Saturday 26 July 2014

Genesis Sixteen – not just hanging out

Harry Christophers conducting Genesis Sixteen
Harry Christophers conducting Genesis Sixteen
This Saturday (19 July 2014) was The Sixteen's Sounds Sublime Festival – a daylong event showcasing the work of the Genesis Foundation involvement in the Sixteen's educational programme.

The Genesis Foundation was established in 2001 by John Studzinski and over the last 13 years has supported more than 100 young artists at the start of their careers. In collaboration with The Sixteen the foundation funds the Genesis Sixteen programme as well as commissioning compositions for the Genesis Sixteen choir to perform.

For the last three years this partnership has taken 22 young adults (aged 18-23) and moulded them into a professional choir. Over the year the singers attend two weeklong courses, and several weekends, during which they have tuition from conductors Harry Christophers and Eamonn Dougan. At the end of the final week the choir perform some of the work they have been exploring – this year at a lunchtime concert at St Martin in the Fields forming the central point of the Sounds Sublime Festival.

During the rest of the day past Genesis Sixteen members performed short concerts in St Martin's, and as pop-up events in the National Gallery. As part of the festival there were also several workshops for performers and teachers including a 'come and sing' taken by Dougan and the Fieri Consort (also ex-Genesis Sixteen).

I managed to catch the main concert (and its open rehearsal), as well as a few of the pop-up events, and some of the 'come and sing'.
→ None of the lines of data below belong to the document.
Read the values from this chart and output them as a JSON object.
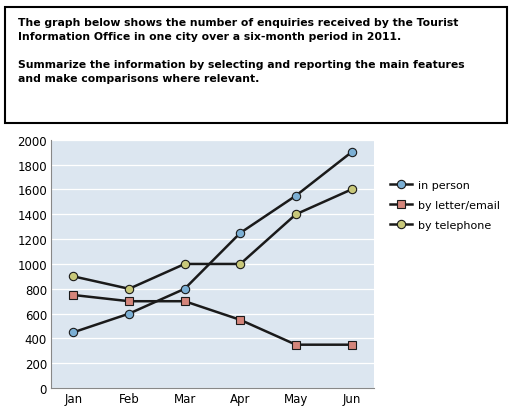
{
  "months": [
    "Jan",
    "Feb",
    "Mar",
    "Apr",
    "May",
    "Jun"
  ],
  "in_person": [
    450,
    600,
    800,
    1250,
    1550,
    1900
  ],
  "by_letter_email": [
    750,
    700,
    700,
    550,
    350,
    350
  ],
  "by_telephone": [
    900,
    800,
    1000,
    1000,
    1400,
    1600
  ],
  "line_color": "#1a1a1a",
  "in_person_marker_color": "#7bafd4",
  "by_letter_email_marker_color": "#d4857b",
  "by_telephone_marker_color": "#c8c87a",
  "ylim": [
    0,
    2000
  ],
  "yticks": [
    0,
    200,
    400,
    600,
    800,
    1000,
    1200,
    1400,
    1600,
    1800,
    2000
  ],
  "legend_labels": [
    "in person",
    "by letter/email",
    "by telephone"
  ],
  "plot_bg_color": "#dce6f0",
  "grid_color": "#ffffff",
  "text_line1": "The graph below shows the number of enquiries received by the Tourist",
  "text_line2": "Information Office in one city over a six-month period in 2011.",
  "text_line3": "",
  "text_line4": "Summarize the information by selecting and reporting the main features",
  "text_line5": "and make comparisons where relevant."
}
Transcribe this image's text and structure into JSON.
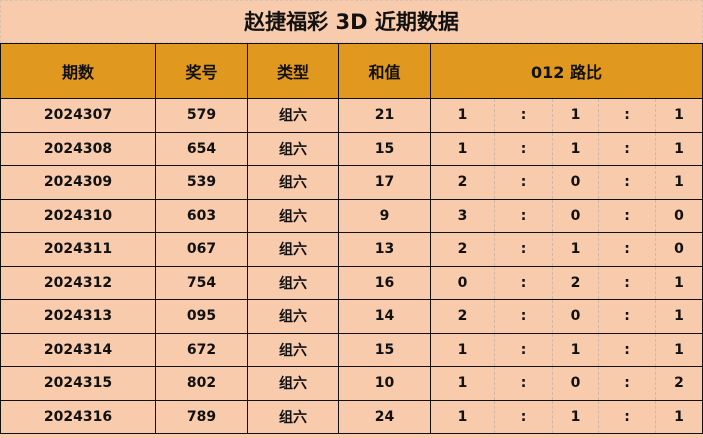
{
  "title": "赵捷福彩 3D 近期数据",
  "headers": [
    "期数",
    "奖号",
    "类型",
    "和值",
    "012 路比"
  ],
  "rows": [
    {
      "issue": "2024307",
      "number": "579",
      "type": "组六",
      "sum": "21",
      "ratio": [
        "1",
        ":",
        "1",
        ":",
        "1"
      ]
    },
    {
      "issue": "2024308",
      "number": "654",
      "type": "组六",
      "sum": "15",
      "ratio": [
        "1",
        ":",
        "1",
        ":",
        "1"
      ]
    },
    {
      "issue": "2024309",
      "number": "539",
      "type": "组六",
      "sum": "17",
      "ratio": [
        "2",
        ":",
        "0",
        ":",
        "1"
      ]
    },
    {
      "issue": "2024310",
      "number": "603",
      "type": "组六",
      "sum": "9",
      "ratio": [
        "3",
        ":",
        "0",
        ":",
        "0"
      ]
    },
    {
      "issue": "2024311",
      "number": "067",
      "type": "组六",
      "sum": "13",
      "ratio": [
        "2",
        ":",
        "1",
        ":",
        "0"
      ]
    },
    {
      "issue": "2024312",
      "number": "754",
      "type": "组六",
      "sum": "16",
      "ratio": [
        "0",
        ":",
        "2",
        ":",
        "1"
      ]
    },
    {
      "issue": "2024313",
      "number": "095",
      "type": "组六",
      "sum": "14",
      "ratio": [
        "2",
        ":",
        "0",
        ":",
        "1"
      ]
    },
    {
      "issue": "2024314",
      "number": "672",
      "type": "组六",
      "sum": "15",
      "ratio": [
        "1",
        ":",
        "1",
        ":",
        "1"
      ]
    },
    {
      "issue": "2024315",
      "number": "802",
      "type": "组六",
      "sum": "10",
      "ratio": [
        "1",
        ":",
        "0",
        ":",
        "2"
      ]
    },
    {
      "issue": "2024316",
      "number": "789",
      "type": "组六",
      "sum": "24",
      "ratio": [
        "1",
        ":",
        "1",
        ":",
        "1"
      ]
    }
  ],
  "colors": {
    "header_bg": "#E0981E",
    "row_bg": "#F8CBAD"
  }
}
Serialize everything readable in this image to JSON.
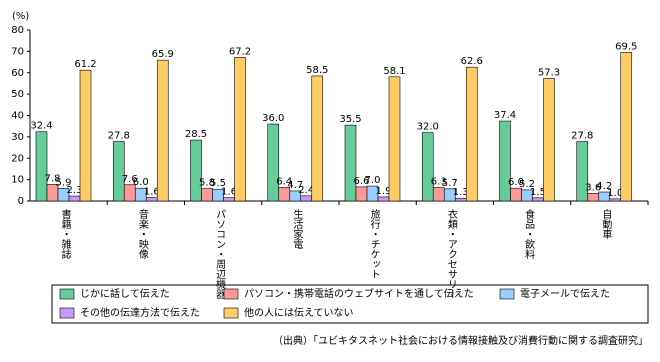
{
  "chart_data": {
    "type": "bar",
    "y_unit": "(%)",
    "categories": [
      "書籍・雑誌",
      "音楽・映像",
      "パソコン・周辺機器",
      "生活家電",
      "旅行・チケット",
      "衣類・アクセサリー",
      "食品・飲料",
      "自動車"
    ],
    "series": [
      {
        "name": "じかに話して伝えた",
        "color": "#66cc99",
        "values": [
          32.4,
          27.8,
          28.5,
          36.0,
          35.5,
          32.0,
          37.4,
          27.8
        ],
        "value_labels": [
          "32.4",
          "27.8",
          "28.5",
          "36.0",
          "35.5",
          "32.0",
          "37.4",
          "27.8"
        ]
      },
      {
        "name": "パソコン・携帯電話のウェブサイトを通して伝えた",
        "color": "#ff9999",
        "values": [
          7.8,
          7.6,
          5.8,
          6.4,
          6.6,
          6.3,
          6.0,
          3.6
        ],
        "value_labels": [
          "7.8",
          "7.6",
          "5.8",
          "6.4",
          "6.6",
          "6.3",
          "6.0",
          "3.6"
        ]
      },
      {
        "name": "電子メールで伝えた",
        "color": "#99ccff",
        "values": [
          5.9,
          6.0,
          5.5,
          4.7,
          7.0,
          5.7,
          5.2,
          4.2
        ],
        "value_labels": [
          "5.9",
          "6.0",
          "5.5",
          "4.7",
          "7.0",
          "5.7",
          "5.2",
          "4.2"
        ]
      },
      {
        "name": "その他の伝達方法で伝えた",
        "color": "#cc99ff",
        "values": [
          2.3,
          1.6,
          1.6,
          2.4,
          1.9,
          1.3,
          1.5,
          1.0
        ],
        "value_labels": [
          "2.3",
          "1.6",
          "1.6",
          "2.4",
          "1.9",
          "1.3",
          "1.5",
          "1.0"
        ]
      },
      {
        "name": "他の人には伝えていない",
        "color": "#ffcc66",
        "values": [
          61.2,
          65.9,
          67.2,
          58.5,
          58.1,
          62.6,
          57.3,
          69.5
        ],
        "value_labels": [
          "61.2",
          "65.9",
          "67.2",
          "58.5",
          "58.1",
          "62.6",
          "57.3",
          "69.5"
        ]
      }
    ],
    "ylim": [
      0,
      80
    ],
    "yticks": [
      0,
      10,
      20,
      30,
      40,
      50,
      60,
      70,
      80
    ],
    "grid": false,
    "source": "（出典）「ユビキタスネット社会における情報接触及び消費行動に関する調査研究」"
  }
}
The Genesis Sixteen concert included 'Five flower songs' by Benjamin Britten (1913-1976) – the last of which 'Ballad of green broom' was touched upon in the open rehearsal where it was explained how the chorus singing 'green broom' was meant to invoke a guitar to accompany the song – hence the rolling of 'r's to mimic the sound of strumming.

During their recent foray into Polish music the Sixteen have recently recorded discovered (rediscovered) the music of Vincensius Bertholusius. Bertholusius was born in Murano in around 1550 but moved to Poland where he worked in the Polish court from 1595. From there he travelled to Denmark – and died in 1608 in Copenhagen. The work sung today was 'Osculatur me' a lovely cloud of renaissance motet that well worth listening to. The choir used lots of changes in dynamics to push it along and keep it interesting. In the rehearsal it was explained how the speed of the consonants can be used to alter the emotional impact of a work like this.

'Osculatur me' was paired with two other songs in praise of Mary: 'Salve regina' by Francis Poulenc (1899 -1963) and 'Gaude virgo' by Josquin des Prez (1450- 1521). The last choral piece was 'Kyrie from requiem' by Ildebrando Pizzetti (1880 -1968) – again a new composer to me. Pizzetti's use of individual vocal lines was striking – especially that of the lower parts. Clearly here was a composer who liked to make the most of all his singers – giving the altos some higher lines, and used lots of dynamic range for the group and individual lines.

Contained within this choral concert were several smaller groupings of five or six people which each sang a madrigal by the English 16th-17th century composers Thomas Weelkes (1576 -1623), William Byrd (1540-1623), and Michael East (1580–1648). This gave each the members of the ensemble a chance to show their individual voices and prepare us (possibly) for new groups that we may hope to see in the years to come.

Opera Bellas
Opera Bellas
Amongst the pop ups groups were The Temple Scholars who performed pieces from their upcoming tour including works by James MacMillan (1959) and 'Haec Dies' by Herbert Howells (1892-1983). Their blend of voices worked really well, despite (or perhaps because of) their differences in styles, producing a fine and expressive consort quality. Opera Bellas sang greatest hits of the opera including 'The Marriage of Figaro', 'Carmen' and 'Cosi fan tutte', underneath the portrait of Queen Charlotte, painted in 1789 by Sir Thomas Lawrence, who I am sure would have approved.